Desde los primeros compases del filme queda claro que una parte determinante del viaje sensorial se apoya en su específico y congelado tempo. La mínima sucesión de acciones y escasez de líneas de diálogo trazan esa lánguida prisión de enajenación vital, pero las formas acaban de despejar toda duda: no hay ninguna melodía intradiegética, y los planos abrazan el ascetismo de la propuesta: tomas fijas de larga duración que capturan al sujeto frontalmente, enclaustrando a Binoche en despiadados primeros planos. Pese a la ausencia de música, la presencia de sonidos crispantes e insistentes es continua: los compañeros de Claudel en el manicomio la atormentan con gritos, golpes insistentes con cucharas…que incrementan la sensación de pesadilla. Camille se desangra en una honda soledad y es dada la espalda por su familia. Por ello la compañía de Dios parece la única opción posible, y su misticismo obsesivo y penitencia a partir del rezo aportan el más rico rasgo tonal del filme. Un Dios silencioso, que abandona a su suerte a una desamparada Camille que le necesita más que nunca.

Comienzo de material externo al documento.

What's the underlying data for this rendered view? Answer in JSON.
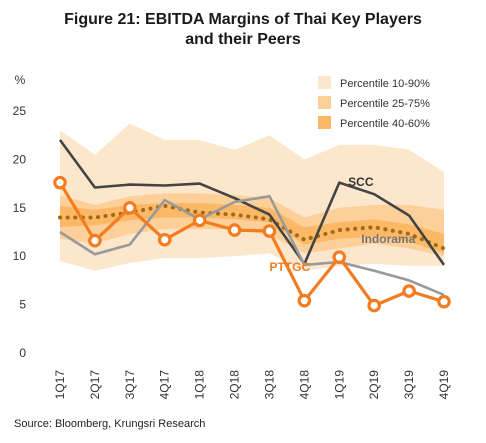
{
  "title_line1": "Figure 21: EBITDA Margins of Thai Key Players",
  "title_line2": "and their Peers",
  "source": "Source: Bloomberg, Krungsri Research",
  "chart_data": {
    "type": "line",
    "title": "Figure 21: EBITDA Margins of Thai Key Players and their Peers",
    "ylabel": "%",
    "ylim": [
      0,
      25
    ],
    "yticks": [
      0,
      5,
      10,
      15,
      20,
      25
    ],
    "grid": false,
    "legend_position": "top-right",
    "categories": [
      "1Q17",
      "2Q17",
      "3Q17",
      "4Q17",
      "1Q18",
      "2Q18",
      "3Q18",
      "4Q18",
      "1Q19",
      "2Q19",
      "3Q19",
      "4Q19"
    ],
    "bands": [
      {
        "name": "Percentile 10-90%",
        "color": "#fde7cc",
        "lower": [
          9.5,
          8.5,
          9.3,
          9.8,
          9.8,
          10.0,
          10.3,
          8.5,
          9.0,
          9.2,
          9.0,
          9.0
        ],
        "upper": [
          23.0,
          20.5,
          23.7,
          22.0,
          22.0,
          21.0,
          22.5,
          20.0,
          21.5,
          21.5,
          21.0,
          18.7
        ]
      },
      {
        "name": "Percentile 25-75%",
        "color": "#fdd09a",
        "lower": [
          11.8,
          11.3,
          12.3,
          12.8,
          12.8,
          12.8,
          12.2,
          10.3,
          10.8,
          11.3,
          10.8,
          10.0
        ],
        "upper": [
          16.3,
          15.3,
          16.2,
          16.5,
          16.5,
          16.3,
          16.0,
          14.0,
          15.0,
          15.3,
          15.3,
          14.8
        ]
      },
      {
        "name": "Percentile 40-60%",
        "color": "#fbb968",
        "lower": [
          13.0,
          13.2,
          13.7,
          14.0,
          14.0,
          13.8,
          13.5,
          11.2,
          11.8,
          12.0,
          11.5,
          10.3
        ],
        "upper": [
          15.2,
          14.8,
          15.3,
          15.5,
          15.5,
          15.3,
          15.0,
          13.0,
          13.5,
          13.8,
          13.3,
          12.3
        ]
      }
    ],
    "median": {
      "color": "#a06a17",
      "values": [
        14.0,
        14.0,
        14.5,
        15.2,
        14.5,
        14.3,
        13.8,
        11.7,
        12.7,
        13.0,
        12.3,
        10.8
      ]
    },
    "series": [
      {
        "name": "SCC",
        "color": "#444444",
        "marker": false,
        "values": [
          22.0,
          17.1,
          17.4,
          17.3,
          17.5,
          16.0,
          14.3,
          9.2,
          17.6,
          16.4,
          14.2,
          9.1
        ]
      },
      {
        "name": "Indorama",
        "color": "#999999",
        "marker": false,
        "values": [
          12.5,
          10.2,
          11.2,
          15.8,
          13.8,
          15.6,
          16.2,
          9.1,
          9.4,
          8.5,
          7.5,
          6.0
        ]
      },
      {
        "name": "PTTGC",
        "color": "#f47c20",
        "marker": true,
        "values": [
          17.6,
          11.6,
          15.0,
          11.7,
          13.7,
          12.7,
          12.6,
          5.4,
          9.9,
          4.9,
          6.4,
          5.3
        ]
      }
    ]
  }
}
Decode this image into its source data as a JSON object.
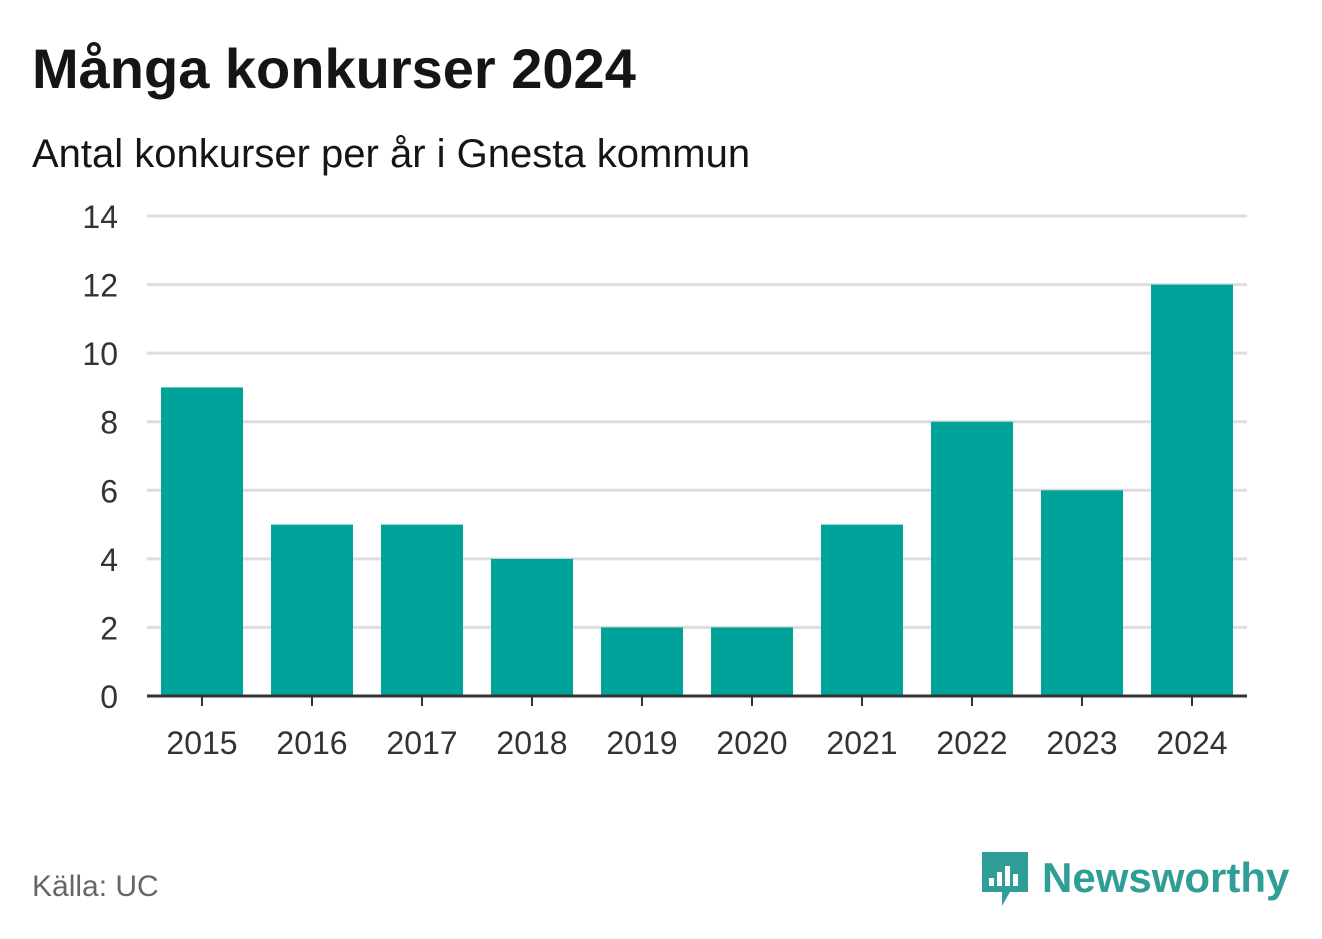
{
  "chart_data": {
    "type": "bar",
    "title": "Många konkurser 2024",
    "subtitle": "Antal konkurser per år i Gnesta kommun",
    "categories": [
      "2015",
      "2016",
      "2017",
      "2018",
      "2019",
      "2020",
      "2021",
      "2022",
      "2023",
      "2024"
    ],
    "values": [
      9,
      5,
      5,
      4,
      2,
      2,
      5,
      8,
      6,
      12
    ],
    "xlabel": "",
    "ylabel": "",
    "ylim": [
      0,
      14
    ],
    "yticks": [
      "0",
      "2",
      "4",
      "6",
      "8",
      "10",
      "12",
      "14"
    ],
    "grid": true,
    "bar_color": "#00a39a",
    "source": "Källa: UC"
  },
  "brand": {
    "name": "Newsworthy",
    "color": "#2f9e96",
    "icon": "bar-chart-speech-bubble-icon"
  }
}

Muchas son las tentaciones en las que podría incurrir un intérprete al prepararse para un rol como el de Camille Claudel. Y sin embargo, Juliette Binoche ofrece una interpretación que transmite a la perfección el tormento que atraviesa Claudel sin recurrir a exhibicionismos histriónicos, pero exteriorizando el desgarro en toda su intensidad. El personaje se construye desde su rostro, y el abanico de matices que este ofrece a lo largo del depurado relato es embriagador: su mirada perdida, su gesto mohíno y su silencio, así como sus ojos enajenados o sus observaciones de reojo a lo que le rodea, dibujan con claridad meridiana su incomodidad y sentimiento de extrañeza hacia un mundo que no es el suyo. Y este trabajo sutil facial se complementa con un desolador arsenal de llantos devastadores como pocos hemos visto en la historia del cine reciente. Una tragedia irreversible que emerge del interior de Camille hacia el exterior y ante la cámara a través de los ojos de Juliette Binoche, que con su entrega y presencia omnipresente eleva el filme a otro nivel.

Como cineasta es fácil ceder ante recursos gratificantes de gratificación y distensión narrativa o visual para acomodar la experiencia al espectador. Que Bruno Dumont se suscriba con rigor a una propuesta tan árida como pertinente es una ponderable demostración de confianza en la capacidad de interpretación del público. Dios le niega la mirada a Claudel, y para entenderlo es necesario que no apartemos la nuestra.